A medida provisória que trata do PDV prevê indenização de um salário e quarto do valor (125%) por ano trabalhado como incentivo. Propõe redução de jornada de 8 horas diárias e 40 horas semanais e 6 horas ou 4 horas diárias e 30 horas ou 20 horas semanais, respectivamente, com pagamento proporcional salário, calculado sobre o total da remuneração. Além disso, oferece licença sem remuneração de três anos (prorrogáveis por igual período), recebendo valor correspondente a três vezes seu salário.
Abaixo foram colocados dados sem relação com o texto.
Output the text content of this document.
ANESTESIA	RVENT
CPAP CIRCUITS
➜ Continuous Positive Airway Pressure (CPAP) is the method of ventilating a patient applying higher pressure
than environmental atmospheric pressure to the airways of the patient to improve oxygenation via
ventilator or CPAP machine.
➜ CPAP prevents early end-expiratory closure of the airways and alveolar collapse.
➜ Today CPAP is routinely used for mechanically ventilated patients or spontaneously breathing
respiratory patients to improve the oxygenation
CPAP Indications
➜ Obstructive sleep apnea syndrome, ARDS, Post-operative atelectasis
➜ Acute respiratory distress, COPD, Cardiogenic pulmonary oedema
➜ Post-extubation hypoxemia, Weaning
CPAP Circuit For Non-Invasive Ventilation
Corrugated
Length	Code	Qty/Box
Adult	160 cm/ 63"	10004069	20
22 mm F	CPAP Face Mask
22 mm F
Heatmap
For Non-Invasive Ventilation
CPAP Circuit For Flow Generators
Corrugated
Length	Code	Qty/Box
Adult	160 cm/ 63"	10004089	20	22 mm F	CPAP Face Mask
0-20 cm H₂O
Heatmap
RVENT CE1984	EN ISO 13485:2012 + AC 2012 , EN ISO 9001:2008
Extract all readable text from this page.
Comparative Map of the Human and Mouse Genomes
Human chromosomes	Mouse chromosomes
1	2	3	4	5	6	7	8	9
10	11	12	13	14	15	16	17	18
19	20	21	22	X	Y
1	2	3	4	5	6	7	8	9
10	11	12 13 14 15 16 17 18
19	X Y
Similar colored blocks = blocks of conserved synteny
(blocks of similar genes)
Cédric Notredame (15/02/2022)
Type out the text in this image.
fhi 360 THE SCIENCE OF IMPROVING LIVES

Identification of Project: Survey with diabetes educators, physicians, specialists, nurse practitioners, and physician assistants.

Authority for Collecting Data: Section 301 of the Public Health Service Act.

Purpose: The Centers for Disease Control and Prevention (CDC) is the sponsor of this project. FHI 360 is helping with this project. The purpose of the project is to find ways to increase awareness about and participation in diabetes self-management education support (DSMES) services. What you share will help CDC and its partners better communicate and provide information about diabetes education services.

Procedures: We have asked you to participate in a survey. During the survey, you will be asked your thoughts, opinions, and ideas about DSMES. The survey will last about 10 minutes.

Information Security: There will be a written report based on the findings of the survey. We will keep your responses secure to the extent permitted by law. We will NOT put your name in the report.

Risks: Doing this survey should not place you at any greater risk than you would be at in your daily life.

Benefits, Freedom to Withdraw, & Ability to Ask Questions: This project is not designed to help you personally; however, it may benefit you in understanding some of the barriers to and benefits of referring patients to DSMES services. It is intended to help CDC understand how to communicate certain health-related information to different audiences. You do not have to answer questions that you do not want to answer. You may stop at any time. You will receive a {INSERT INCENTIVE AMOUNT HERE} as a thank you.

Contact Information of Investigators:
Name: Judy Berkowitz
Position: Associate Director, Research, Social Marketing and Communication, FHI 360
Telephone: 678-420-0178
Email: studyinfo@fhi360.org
Mas diante das experiências anteriores e também da recessão no país, especialistas e pedevistas do período FHC acreditam que a nova medida terá baixa adesão. Ao contrário do que foi oferecido em 1996 — e, segundo muitos, não cumprido —, no PDV de Temer não há “atrativo”. E para o especialista em Direito Administrativo e Constitucional, Manoel Peixinho, a proposta de Temer é “draconiana” (rigorosa).
“O PDV de 96 foi a venda de uma ilusão. Prometeram programas de reinserção no mercado e de capacitação, o que não ocorreu. Violaram a própria lei. Por isso, muitos foram à Justiça pedir reintegração, e outros para o mercado informal”, disse ele, que complementou: “O de agora é draconiano, pois não promete nada. Apenas ônus para quem aderir e muito poucos bônus. Os com menor remuneração podem cair numa armadilha”.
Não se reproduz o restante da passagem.